You need two VLANs on two different router ports to connect your switches to.

DD-WRT can do this, not sure if 6300 is supported by it though.
 
If he moves all devices to the same subnet, with VLAN, only one router port is required if configured correctly.

With two switches/subnets, Pfsense is the cost effective way to route the two ports if it is necessary to keep the subnets separate.

Depending on the OS running on the monitoring workstation or NVR recording box(if it's running 24-7) , you could also just add a cheap NIC and bridge the connections. So your NVR box becomes the default gateway on that subnet. http://windows.microsoft.com/en-us/windows/create-network-bridge#1TC=windows-7
 
VLANs are the way to go...or honestly, looking at it, just live together.

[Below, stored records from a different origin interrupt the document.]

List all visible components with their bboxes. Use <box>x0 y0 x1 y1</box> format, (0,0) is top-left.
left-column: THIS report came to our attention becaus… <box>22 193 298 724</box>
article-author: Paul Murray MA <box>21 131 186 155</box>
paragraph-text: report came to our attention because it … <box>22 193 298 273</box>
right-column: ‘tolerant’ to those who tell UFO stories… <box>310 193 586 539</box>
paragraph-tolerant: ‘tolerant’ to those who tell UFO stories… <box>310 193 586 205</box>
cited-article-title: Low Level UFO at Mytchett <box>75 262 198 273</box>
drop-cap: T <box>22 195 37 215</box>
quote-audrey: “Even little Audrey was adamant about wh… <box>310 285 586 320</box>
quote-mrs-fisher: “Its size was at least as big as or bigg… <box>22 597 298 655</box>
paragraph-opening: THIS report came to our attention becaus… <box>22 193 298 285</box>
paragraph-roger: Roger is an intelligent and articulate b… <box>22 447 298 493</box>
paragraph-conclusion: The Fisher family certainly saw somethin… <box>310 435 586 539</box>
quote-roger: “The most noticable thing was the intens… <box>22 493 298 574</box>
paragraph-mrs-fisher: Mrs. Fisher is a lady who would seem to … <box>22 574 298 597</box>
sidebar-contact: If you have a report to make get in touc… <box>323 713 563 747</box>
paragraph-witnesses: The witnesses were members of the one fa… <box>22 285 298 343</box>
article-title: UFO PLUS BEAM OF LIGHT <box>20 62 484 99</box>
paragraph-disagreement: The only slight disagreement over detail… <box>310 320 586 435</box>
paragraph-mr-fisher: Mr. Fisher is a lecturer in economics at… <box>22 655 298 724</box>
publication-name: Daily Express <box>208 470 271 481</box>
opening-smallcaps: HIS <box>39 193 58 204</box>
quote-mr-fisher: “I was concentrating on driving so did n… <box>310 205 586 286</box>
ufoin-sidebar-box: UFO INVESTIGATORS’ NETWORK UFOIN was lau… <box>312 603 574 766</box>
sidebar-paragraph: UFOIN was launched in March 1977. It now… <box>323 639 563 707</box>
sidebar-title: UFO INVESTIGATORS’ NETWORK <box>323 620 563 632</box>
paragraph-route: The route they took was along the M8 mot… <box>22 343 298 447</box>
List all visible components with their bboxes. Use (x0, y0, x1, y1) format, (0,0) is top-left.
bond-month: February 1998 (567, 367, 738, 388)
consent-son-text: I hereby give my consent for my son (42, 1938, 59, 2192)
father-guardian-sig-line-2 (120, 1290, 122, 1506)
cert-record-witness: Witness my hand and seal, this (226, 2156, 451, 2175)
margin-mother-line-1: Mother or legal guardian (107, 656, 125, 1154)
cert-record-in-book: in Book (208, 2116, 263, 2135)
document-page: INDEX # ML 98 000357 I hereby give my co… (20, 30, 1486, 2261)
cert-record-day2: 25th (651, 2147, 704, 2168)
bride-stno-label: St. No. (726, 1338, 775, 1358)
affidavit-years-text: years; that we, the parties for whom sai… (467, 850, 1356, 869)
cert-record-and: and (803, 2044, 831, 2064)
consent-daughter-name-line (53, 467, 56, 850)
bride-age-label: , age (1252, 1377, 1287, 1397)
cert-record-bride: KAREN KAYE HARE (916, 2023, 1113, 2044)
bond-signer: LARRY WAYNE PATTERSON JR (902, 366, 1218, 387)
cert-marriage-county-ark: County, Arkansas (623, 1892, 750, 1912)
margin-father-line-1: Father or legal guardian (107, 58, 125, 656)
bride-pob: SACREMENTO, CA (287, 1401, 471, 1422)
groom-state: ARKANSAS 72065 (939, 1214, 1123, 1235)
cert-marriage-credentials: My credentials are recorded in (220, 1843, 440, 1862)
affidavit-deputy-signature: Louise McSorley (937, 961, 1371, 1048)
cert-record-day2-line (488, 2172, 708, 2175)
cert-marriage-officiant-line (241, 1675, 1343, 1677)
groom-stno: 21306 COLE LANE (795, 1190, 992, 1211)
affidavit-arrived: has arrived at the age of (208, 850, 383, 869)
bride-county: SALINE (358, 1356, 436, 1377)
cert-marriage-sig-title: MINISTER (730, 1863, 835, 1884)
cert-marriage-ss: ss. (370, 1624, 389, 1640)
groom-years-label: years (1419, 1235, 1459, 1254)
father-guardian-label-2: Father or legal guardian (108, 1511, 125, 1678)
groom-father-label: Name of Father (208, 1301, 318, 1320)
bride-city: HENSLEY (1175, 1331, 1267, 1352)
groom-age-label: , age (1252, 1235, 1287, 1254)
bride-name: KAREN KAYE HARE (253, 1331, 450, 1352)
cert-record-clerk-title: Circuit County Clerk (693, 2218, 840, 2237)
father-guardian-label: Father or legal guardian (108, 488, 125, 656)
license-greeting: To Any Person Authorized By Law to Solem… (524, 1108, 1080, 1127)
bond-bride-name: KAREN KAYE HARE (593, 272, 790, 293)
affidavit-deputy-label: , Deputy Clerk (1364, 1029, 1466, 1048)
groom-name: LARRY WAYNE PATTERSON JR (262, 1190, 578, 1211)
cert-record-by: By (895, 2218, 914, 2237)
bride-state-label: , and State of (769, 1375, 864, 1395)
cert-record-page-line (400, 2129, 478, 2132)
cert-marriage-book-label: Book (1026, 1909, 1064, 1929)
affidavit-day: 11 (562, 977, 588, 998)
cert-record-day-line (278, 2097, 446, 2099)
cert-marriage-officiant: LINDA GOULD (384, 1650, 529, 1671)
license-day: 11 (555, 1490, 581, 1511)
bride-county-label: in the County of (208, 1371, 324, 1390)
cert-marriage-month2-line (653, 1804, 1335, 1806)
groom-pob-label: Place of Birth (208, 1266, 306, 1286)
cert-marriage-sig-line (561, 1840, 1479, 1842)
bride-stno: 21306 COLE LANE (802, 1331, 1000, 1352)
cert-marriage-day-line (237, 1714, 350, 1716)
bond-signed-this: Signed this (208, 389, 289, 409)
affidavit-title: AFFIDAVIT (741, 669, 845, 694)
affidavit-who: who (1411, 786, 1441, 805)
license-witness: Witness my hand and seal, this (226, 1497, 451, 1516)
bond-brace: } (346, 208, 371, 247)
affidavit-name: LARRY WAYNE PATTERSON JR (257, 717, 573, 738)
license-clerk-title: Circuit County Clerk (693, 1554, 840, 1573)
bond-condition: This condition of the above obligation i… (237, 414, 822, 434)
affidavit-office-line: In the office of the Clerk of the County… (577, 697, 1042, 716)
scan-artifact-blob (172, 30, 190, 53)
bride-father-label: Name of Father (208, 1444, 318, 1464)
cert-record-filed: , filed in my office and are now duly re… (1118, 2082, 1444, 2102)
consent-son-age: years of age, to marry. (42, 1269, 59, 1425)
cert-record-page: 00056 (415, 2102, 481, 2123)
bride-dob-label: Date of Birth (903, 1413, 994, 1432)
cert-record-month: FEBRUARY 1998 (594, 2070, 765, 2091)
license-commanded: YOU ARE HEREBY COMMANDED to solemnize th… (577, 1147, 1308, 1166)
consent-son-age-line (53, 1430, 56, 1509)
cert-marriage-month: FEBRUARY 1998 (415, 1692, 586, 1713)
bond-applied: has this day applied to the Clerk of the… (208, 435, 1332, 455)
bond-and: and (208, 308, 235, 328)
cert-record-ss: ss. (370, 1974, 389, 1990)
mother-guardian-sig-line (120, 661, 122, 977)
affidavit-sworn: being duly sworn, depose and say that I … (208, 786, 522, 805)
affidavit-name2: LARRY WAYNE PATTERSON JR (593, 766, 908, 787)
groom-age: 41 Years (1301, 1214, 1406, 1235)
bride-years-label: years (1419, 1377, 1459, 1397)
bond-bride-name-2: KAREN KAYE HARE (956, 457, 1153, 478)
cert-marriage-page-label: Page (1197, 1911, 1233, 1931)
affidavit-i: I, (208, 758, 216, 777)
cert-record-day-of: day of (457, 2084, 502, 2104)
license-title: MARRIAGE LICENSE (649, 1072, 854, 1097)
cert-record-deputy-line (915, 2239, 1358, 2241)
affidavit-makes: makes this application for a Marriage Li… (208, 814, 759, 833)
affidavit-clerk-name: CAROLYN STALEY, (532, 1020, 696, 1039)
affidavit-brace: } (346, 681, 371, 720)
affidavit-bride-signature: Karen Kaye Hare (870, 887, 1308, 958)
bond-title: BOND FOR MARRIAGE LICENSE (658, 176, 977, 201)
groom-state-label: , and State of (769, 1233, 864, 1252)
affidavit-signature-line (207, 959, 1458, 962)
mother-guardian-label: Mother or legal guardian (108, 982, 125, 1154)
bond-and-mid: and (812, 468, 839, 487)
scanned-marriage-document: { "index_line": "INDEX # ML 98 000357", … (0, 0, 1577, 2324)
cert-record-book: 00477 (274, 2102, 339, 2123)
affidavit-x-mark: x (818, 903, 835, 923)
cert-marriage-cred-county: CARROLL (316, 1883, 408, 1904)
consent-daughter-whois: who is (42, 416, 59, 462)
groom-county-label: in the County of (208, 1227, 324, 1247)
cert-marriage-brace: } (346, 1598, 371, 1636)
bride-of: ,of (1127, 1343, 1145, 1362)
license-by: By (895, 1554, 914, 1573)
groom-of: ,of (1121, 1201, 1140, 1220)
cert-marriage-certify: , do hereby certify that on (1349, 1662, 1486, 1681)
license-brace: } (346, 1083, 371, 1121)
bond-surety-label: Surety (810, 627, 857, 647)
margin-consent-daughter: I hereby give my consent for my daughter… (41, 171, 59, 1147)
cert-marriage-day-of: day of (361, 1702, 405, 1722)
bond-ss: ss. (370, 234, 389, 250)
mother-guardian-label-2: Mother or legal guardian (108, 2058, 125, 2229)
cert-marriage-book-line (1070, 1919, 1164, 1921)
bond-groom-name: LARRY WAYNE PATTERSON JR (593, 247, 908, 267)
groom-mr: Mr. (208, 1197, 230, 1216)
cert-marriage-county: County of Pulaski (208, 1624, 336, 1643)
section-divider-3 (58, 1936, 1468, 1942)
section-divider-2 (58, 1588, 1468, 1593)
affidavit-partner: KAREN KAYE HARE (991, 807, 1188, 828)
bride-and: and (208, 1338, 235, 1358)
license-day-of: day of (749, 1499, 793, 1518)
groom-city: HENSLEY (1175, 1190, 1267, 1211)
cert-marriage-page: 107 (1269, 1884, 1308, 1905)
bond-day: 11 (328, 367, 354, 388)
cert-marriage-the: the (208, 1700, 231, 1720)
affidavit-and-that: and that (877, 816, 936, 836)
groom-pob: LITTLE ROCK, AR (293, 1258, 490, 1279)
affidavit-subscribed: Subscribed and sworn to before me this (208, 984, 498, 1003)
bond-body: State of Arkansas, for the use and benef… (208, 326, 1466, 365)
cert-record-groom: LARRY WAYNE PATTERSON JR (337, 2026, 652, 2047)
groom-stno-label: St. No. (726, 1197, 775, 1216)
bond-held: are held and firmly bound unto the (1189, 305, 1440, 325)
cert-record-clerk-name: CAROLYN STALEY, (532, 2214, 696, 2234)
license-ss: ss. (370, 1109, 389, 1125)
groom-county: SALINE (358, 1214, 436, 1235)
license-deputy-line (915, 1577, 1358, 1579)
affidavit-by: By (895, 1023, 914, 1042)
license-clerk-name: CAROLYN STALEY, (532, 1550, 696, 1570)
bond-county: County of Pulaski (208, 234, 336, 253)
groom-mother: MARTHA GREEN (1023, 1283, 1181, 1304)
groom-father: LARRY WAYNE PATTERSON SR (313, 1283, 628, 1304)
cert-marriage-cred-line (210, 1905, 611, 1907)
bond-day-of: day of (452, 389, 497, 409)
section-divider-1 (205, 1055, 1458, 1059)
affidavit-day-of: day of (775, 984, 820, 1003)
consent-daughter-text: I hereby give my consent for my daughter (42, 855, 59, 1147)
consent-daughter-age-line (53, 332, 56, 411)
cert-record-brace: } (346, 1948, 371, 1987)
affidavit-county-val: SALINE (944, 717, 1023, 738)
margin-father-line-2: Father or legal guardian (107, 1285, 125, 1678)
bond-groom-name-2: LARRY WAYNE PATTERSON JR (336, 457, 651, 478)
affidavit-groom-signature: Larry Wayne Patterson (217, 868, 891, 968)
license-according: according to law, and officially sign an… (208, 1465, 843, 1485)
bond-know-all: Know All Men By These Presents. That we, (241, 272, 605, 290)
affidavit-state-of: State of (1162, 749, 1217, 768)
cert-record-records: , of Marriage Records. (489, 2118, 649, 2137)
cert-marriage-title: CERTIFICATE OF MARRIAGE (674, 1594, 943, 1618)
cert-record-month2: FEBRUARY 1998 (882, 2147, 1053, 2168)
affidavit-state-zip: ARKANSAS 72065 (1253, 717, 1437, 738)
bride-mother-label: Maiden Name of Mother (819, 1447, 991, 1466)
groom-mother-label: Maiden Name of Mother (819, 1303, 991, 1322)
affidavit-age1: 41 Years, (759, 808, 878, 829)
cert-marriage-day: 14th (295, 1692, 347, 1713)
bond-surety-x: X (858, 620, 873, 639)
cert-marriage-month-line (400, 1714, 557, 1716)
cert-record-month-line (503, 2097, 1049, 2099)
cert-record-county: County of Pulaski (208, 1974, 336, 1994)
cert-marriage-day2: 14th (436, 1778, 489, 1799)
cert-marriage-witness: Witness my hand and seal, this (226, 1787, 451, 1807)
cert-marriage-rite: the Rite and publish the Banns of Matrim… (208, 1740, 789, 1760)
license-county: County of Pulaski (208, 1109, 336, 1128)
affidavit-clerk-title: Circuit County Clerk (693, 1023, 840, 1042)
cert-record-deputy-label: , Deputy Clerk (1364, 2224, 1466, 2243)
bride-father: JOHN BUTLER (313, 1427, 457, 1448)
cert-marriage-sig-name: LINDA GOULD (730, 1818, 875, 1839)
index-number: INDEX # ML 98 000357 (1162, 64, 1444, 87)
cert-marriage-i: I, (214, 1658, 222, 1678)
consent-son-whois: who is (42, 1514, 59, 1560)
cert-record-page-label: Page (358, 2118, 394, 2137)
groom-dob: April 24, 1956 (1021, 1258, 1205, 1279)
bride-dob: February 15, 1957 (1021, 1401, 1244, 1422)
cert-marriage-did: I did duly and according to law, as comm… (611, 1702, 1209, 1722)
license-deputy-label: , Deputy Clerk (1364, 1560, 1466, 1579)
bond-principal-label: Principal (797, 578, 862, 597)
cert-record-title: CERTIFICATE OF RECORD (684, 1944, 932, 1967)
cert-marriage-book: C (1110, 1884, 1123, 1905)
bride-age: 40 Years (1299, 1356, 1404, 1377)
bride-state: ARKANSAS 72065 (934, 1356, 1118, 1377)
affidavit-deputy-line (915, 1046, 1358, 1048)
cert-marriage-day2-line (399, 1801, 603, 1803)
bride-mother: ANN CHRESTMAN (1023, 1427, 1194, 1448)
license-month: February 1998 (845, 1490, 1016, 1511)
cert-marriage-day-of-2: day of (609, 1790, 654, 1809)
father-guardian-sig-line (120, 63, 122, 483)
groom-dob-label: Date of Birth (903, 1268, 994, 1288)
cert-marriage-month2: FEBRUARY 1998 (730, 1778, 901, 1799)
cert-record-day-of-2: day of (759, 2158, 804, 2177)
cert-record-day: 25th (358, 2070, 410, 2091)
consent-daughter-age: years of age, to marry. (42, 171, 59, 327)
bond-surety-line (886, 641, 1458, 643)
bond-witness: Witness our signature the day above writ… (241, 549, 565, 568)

Unless there is ridiculous multicasting going on here, the IP cameras are only going to be clogging the specific routes that they are on, IE to that NVR. Just make sure whatever ports/hardware it is moving through isn't a shared resource.

However, even if all on the same switch, with no VLANs, unless there is multicasting going on...if IP camera 1 is on port 1 and the NVR is on port 2 of the switch, the only traffic will be from port 1 to port 2. Nothing else on the switch is going to be bogged down at all as none of the other ports are going to be used (again, unless multicasting, which if you are, you need a switch that handles multicasting properly to limit participant ports to only legitimate recipients).

VLANs can also do what you want by limiting the ports to access only the ports you want them too...but I don't really see the need here.